Когда же речь зашла о форме деятельности, которая нужна для достижения цели, разногласие стало еще больше. Роман и его друзья стояли на том, что нужно подготавливать армию рабочих, содействовать переходу крестьян в фабричных и пропагандировать социализм среди рабочих. И не только не бороться открыто с правительством, а пользоваться им для достижения своих целей. Меженецкий же говорил, что надо прямо бороться с правительством, терроризировать его, что правительство и сильнее и хитрее вас. «Не вы обманете правительство, а оно вас. Мы и пропагандировали народ и боролись с правительством».
— И как много сделали! — иронически проговорила брюнетка.
— Да, я думаю, что прямая борьба с правительством — неправильная трата сил, — сказал Роман.
— Первое марта трата сил! — закричал Меженецкий. — Мы жертвовали собой, жизнями, а вы спокойно сидите по домам, наслаждаясь жизнью, и только проповедуете.
— Не очень-то наслаждаемся жизнью, — спокойно сказал Роман, оглядываясь на своих товарищей, и победоносно расхохотался своим незаразительным, но громким, отчетливым, самоуверенным смехом.
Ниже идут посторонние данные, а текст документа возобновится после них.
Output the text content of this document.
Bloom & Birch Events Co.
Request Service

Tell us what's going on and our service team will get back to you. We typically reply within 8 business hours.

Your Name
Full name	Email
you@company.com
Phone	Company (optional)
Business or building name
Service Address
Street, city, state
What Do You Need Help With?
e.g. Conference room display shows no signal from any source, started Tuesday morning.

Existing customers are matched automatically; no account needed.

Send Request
Брюнетка, покачивая головой, презрительно улыбалась.
— Не очень-то наслаждаемся жизнью, — сказал Роман. — А если и сидим здесь, то обязаны этим реакции, а реакция — произведение именно первого марта.
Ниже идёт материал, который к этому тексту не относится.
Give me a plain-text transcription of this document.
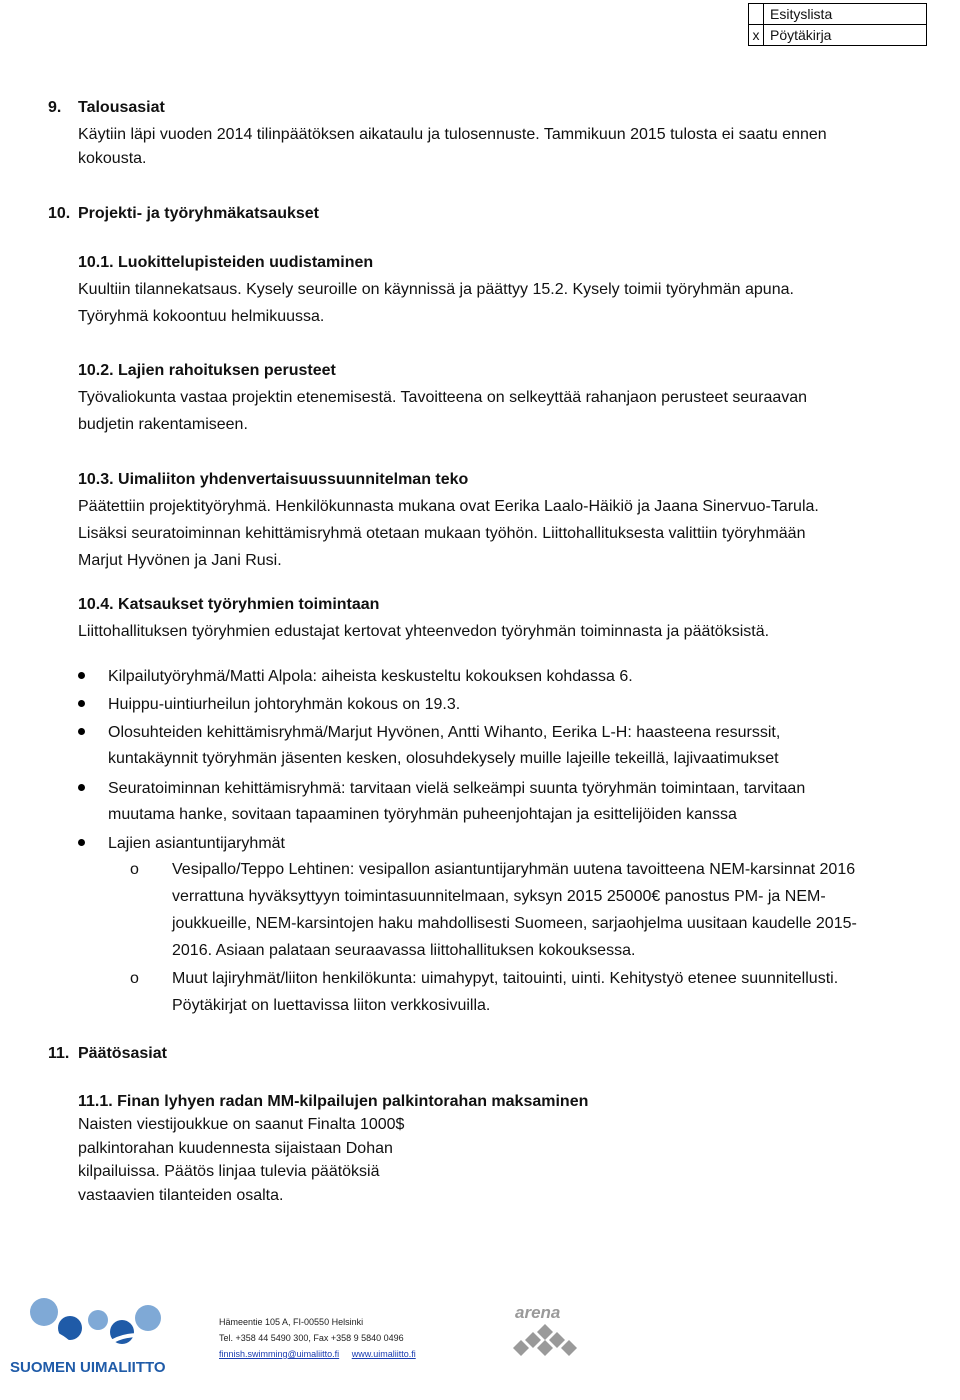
	Esityslista
x	Pöytäkirja
9. Talousasiat
Käytiin läpi vuoden 2014 tilinpäätöksen aikataulu ja tulosennuste. Tammikuun 2015 tulosta ei saatu ennen
kokousta.
10. Projekti- ja työryhmäkatsaukset
10.1. Luokittelupisteiden uudistaminen
Kuultiin tilannekatsaus. Kysely seuroille on käynnissä ja päättyy 15.2. Kysely toimii työryhmän apuna.
Työryhmä kokoontuu helmikuussa.
10.2. Lajien rahoituksen perusteet
Työvaliokunta vastaa projektin etenemisestä. Tavoitteena on selkeyttää rahanjaon perusteet seuraavan
budjetin rakentamiseen.
10.3. Uimaliiton yhdenvertaisuussuunnitelman teko
Päätettiin projektityöryhmä. Henkilökunnasta mukana ovat Eerika Laalo-Häikiö ja Jaana Sinervuo-Tarula.
Lisäksi seuratoiminnan kehittämisryhmä otetaan mukaan työhön. Liittohallituksesta valittiin työryhmään
Marjut Hyvönen ja Jani Rusi.
10.4. Katsaukset työryhmien toimintaan
Liittohallituksen työryhmien edustajat kertovat yhteenvedon työryhmän toiminnasta ja päätöksistä.
Kilpailutyöryhmä/Matti Alpola: aiheista keskusteltu kokouksen kohdassa 6.
Huippu-uintiurheilun johtoryhmän kokous on 19.3.
Olosuhteiden kehittämisryhmä/Marjut Hyvönen, Antti Wihanto, Eerika L-H: haasteena resurssit,
kuntakäynnit työryhmän jäsenten kesken, olosuhdekysely muille lajeille tekeillä, lajivaatimukset
Seuratoiminnan kehittämisryhmä: tarvitaan vielä selkeämpi suunta työryhmän toimintaan, tarvitaan
muutama hanke, sovitaan tapaaminen työryhmän puheenjohtajan ja esittelijöiden kanssa
Lajien asiantuntijaryhmät
o Vesipallo/Teppo Lehtinen: vesipallon asiantuntijaryhmän uutena tavoitteena NEM-karsinnat 2016
verrattuna hyväksyttyyn toimintasuunnitelmaan, syksyn 2015 25000€ panostus PM- ja NEM-
joukkueille, NEM-karsintojen haku mahdollisesti Suomeen, sarjaohjelma uusitaan kaudelle 2015-
2016. Asiaan palataan seuraavassa liittohallituksen kokouksessa.
o Muut lajiryhmät/liiton henkilökunta: uimahypyt, taitouinti, uinti. Kehitystyö etenee suunnitellusti.
Pöytäkirjat on luettavissa liiton verkkosivuilla.
11. Päätösasiat
11.1. Finan lyhyen radan MM-kilpailujen palkintorahan maksaminen
Naisten viestijoukkue on saanut Finalta 1000$
palkintorahan kuudennesta sijaistaan Dohan
kilpailuissa. Päätös linjaa tulevia päätöksiä
vastaavien tilanteiden osalta.
SUOMEN UIMALIITTO
Hämeentie 105 A, FI-00550 Helsinki
Tel. +358 44 5490 300, Fax +358 9 5840 0496
finnish.swimming@uimaliitto.fi www.uimaliitto.fi
arena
Меженецкий замолчал. Он чувствовал, что задыхается от злобы, и вышел в коридор.
XII
Стараясь успокоиться, Меженецкий стал ходить взад и вперед по коридору. Двери камер до вечерней переклички были открыты. Высокий белокурый арестант, с лицом, добродушие которого не нарушалось до половины выбритой головой, подошел к Меженецкому.
— Арестантик тут, в нашей камере, увидал ваше степенство, — позови, говорит, его ко мне.
— Какой арестант?
— «Табачная держава», так ему прозвище. Старичок он, из раскольников. «Позови, говорит, ко мне того человека». Про ваше степенство, значит.
— Где же он?
— Во тут, в нашей камере. «Покличь, говорит, того барина».
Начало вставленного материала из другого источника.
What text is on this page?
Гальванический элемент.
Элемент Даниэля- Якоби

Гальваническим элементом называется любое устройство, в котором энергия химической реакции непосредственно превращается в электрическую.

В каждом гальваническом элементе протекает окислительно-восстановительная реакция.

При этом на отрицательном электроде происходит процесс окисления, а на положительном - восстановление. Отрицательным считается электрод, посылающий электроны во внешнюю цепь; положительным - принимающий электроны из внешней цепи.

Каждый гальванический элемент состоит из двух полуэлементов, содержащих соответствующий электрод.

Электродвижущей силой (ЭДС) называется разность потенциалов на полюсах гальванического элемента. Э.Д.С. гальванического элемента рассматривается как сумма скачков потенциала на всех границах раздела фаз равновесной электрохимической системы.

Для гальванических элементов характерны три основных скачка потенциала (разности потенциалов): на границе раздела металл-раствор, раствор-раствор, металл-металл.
Меженецкий вошел с арестантом в небольшую камеру с нарами, на которых сидели и лежали арестанты.
На голых досках, под серым халатом, на краю нар, лежал тот самый старик раскольник, который семь лет тому назад приходил к Меженецкому расспрашивать о Светлогубе. Лицо старика, бледное, все ссохлось и сморщилось, волоса все были такие же густые, редкая бородка была совсем седая и торчала кверху. Глаза голубые, добрые и внимательные. Он лежал навзничь и, очевидно, был в жару: на маслаках щек был болезненный румянец.
Меженецкий подошел к нему.
— Что вам? — спросил он.
Старик с трудом поднялся на локоть и подал трясущуюся сухую небольшую руку. Он, собираясь говорить, как бы раскачиваясь, стал тяжело дышать и, с трудом переводя дыханье, тихо заговорил:
— Не открыл ты мне тогда, — Бог с тобой, а я всем открываю.
— Что же открываете?
— Про агнца... про агнца открываю... тот юнош с Агнцем был. А сказано: Агнец победит я, всех победит... И кто с Ним, те избраннии и вернии.
— Я не понимаю, — сказал Меженецкий.
— А ты понимай в духе. Цари область приимут со зверем. А Агнец победит я.
— Какие цари? — сказал Меженецкий.
— И цари седмь суть: пять их пало и един остался, другий еще не прииде, не пришел, значит. И егда приидет, мало ему есть... значит, конец ему придет... понял?
Меженецкий покачивал головой, думая, что старик бредит и слова его бессмысленны. Так же думали и арестанты, товарищи по камере. Тот бритый арестант, который звал Меженецкого, подошел к нему и, слегка толкнув его локтем и обратив на себя внимание, подмигнул на старика.
— Все болтает, все болтает, табачная держава наша, — сказал он. — А что, и сам не знает.
Так думали, глядя на старика, и Меженецкий и его сотоварищи по камере. Старик же хорошо знал, что говорил, и то, что он говорил, имело для него ясный и глубокий смысл. Смысл был тот, что злу недолго остается царствовать, что Агнец добром и смирением побеждает всех, что Агнец утрет всякую слезу, и не будет ни плача, ни болезни, ни смерти. И он чувствовал, что это уже совершается, совершается во всем мире, потому что это совершается в просветленной близостью к смерти душе его.